Some other campers got there first, so they got the prime camp site just behind the one remaining wall of the old Kaupo School. In the middle of the open field just back from the rocky point, the old wall stands with the opening for what used to be a door in the center – and it looks like you could walk right through it into another world……if you use your imagination which isn’t too hard to do in Kaupo. The wall is the prime camp site because it provides a windbreak for the constant 20 – 30 mile per hour winds that blow in off the ocean. These guys didn’t get a good look at us until after dark, when we made a trek to the point after dinner. No doubt they could hear our lilting feminine voices and it piqued their curiosity. And probably several beers to the wind, they thought they’d check us out. So in the darkness, one of the guys strolled on over to us and invited us to sit around their campfire. We politely declined, laughing to ourselves that if they caught a glimpse of our middle aged and older physiques, they would probably jump right off the point into the ocean. The next morning we had a sunrise worship service at the point, and our senior camper – Babes – who happened to be 82 years old – decided to take a short-cut and hiked right past their tent.
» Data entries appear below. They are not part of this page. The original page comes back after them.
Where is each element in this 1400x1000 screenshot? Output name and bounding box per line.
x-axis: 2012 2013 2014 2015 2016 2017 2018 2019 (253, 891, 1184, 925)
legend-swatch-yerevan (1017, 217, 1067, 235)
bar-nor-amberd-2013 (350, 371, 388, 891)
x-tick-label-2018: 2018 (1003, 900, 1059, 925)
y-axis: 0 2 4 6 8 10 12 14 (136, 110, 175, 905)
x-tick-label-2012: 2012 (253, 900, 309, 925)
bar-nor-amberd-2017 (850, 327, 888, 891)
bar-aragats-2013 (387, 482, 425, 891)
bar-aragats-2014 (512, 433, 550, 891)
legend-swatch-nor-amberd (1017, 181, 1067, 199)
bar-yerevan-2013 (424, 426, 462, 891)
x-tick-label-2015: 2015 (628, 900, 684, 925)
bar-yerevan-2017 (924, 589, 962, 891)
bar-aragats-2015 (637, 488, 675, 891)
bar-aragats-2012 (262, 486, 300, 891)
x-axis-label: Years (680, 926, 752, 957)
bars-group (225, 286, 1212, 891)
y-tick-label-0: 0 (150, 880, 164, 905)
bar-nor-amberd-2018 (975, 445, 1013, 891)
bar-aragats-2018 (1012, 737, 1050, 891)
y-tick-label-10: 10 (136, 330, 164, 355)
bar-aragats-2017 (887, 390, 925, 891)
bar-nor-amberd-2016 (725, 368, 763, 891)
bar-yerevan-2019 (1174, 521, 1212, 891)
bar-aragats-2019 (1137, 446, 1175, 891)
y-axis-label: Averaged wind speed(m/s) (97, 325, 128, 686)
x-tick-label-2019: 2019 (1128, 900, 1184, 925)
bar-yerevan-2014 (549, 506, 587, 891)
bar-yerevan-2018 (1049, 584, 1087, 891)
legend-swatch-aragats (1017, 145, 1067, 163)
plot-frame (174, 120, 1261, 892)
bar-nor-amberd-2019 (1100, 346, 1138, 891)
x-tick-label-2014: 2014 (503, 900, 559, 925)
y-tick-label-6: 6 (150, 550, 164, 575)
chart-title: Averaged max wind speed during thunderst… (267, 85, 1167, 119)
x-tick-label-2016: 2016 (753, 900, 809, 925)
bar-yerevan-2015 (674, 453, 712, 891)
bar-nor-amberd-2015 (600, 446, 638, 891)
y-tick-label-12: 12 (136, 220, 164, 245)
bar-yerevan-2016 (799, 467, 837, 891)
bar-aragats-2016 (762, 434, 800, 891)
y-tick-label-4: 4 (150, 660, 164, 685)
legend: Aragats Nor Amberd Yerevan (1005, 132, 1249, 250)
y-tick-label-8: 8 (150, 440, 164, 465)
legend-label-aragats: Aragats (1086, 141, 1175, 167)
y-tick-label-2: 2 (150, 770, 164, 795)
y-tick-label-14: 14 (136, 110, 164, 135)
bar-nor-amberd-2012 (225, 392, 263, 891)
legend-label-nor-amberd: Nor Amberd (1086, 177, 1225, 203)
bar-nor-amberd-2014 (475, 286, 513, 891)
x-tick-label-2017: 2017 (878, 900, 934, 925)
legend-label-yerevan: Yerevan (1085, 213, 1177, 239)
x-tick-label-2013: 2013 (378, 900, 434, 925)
I am not sure if it was our age or the hymns being sung at 7 AM, but before long they broke camp and departed.

Speaking of walking through a door into another world…Kaupo had some out-of-this-world sights and experiences for us. The church sits on a little point of land that juts out into the ocean. The coastline is rough with thousands of smooth black rocks lining the shore like boulders that have been sanded by the hands of the water and then placed along the beach to keep the ocean in check. The ocean was a clear, dark blue and on the horizon, you could make out the faint outline of Hawaii – the Big Island. After a brief rain the grass and brush were brilliant green. The few coconut palms and iron wood trees bent toward the west as if bowing in the presence of the church. Haleakala – the dormant volcano that makes up the bulk of the east half of Maui – seemed to rise right out of the point up to the sky. The clouds were constantly changing as they meet the mountain – and created some of the most spectacular rainbows I’ve ever seen. We must have seen at least 10 – and two were perfect double ones. There were flocks of white birds floating on the air currents in bas relief with the green of the mountain and I could imagine how Noah felt watching the ravens take flight over the new earth.
One of the ladies got up in the middle of the night to attend to a call of nature, and on her way back from the restroom, she happened to glance up at the church. The almost-full moon was providing back light that made the white walls of the church appear to shimmer. And there, astride the steeple were two brilliant white stars, one on each side, and just above the stars and steeple was a moon bow strewn over the church as if it were God’s apron of love and promise and protection over us all. It seemed a promise that God is real, and that God cares and that God’s promises are true.
The Psalmist said, “When I look at your heavens, the work of your fingers, the moon and the stars that you have established; what are human beings that you are mindful of them, mortals that you care for them? Yet you have made them a little lower than angels, and crowned them with glory and honor….O Lord, our Lord, how majestic is your name in all the earth!” David sure got that right!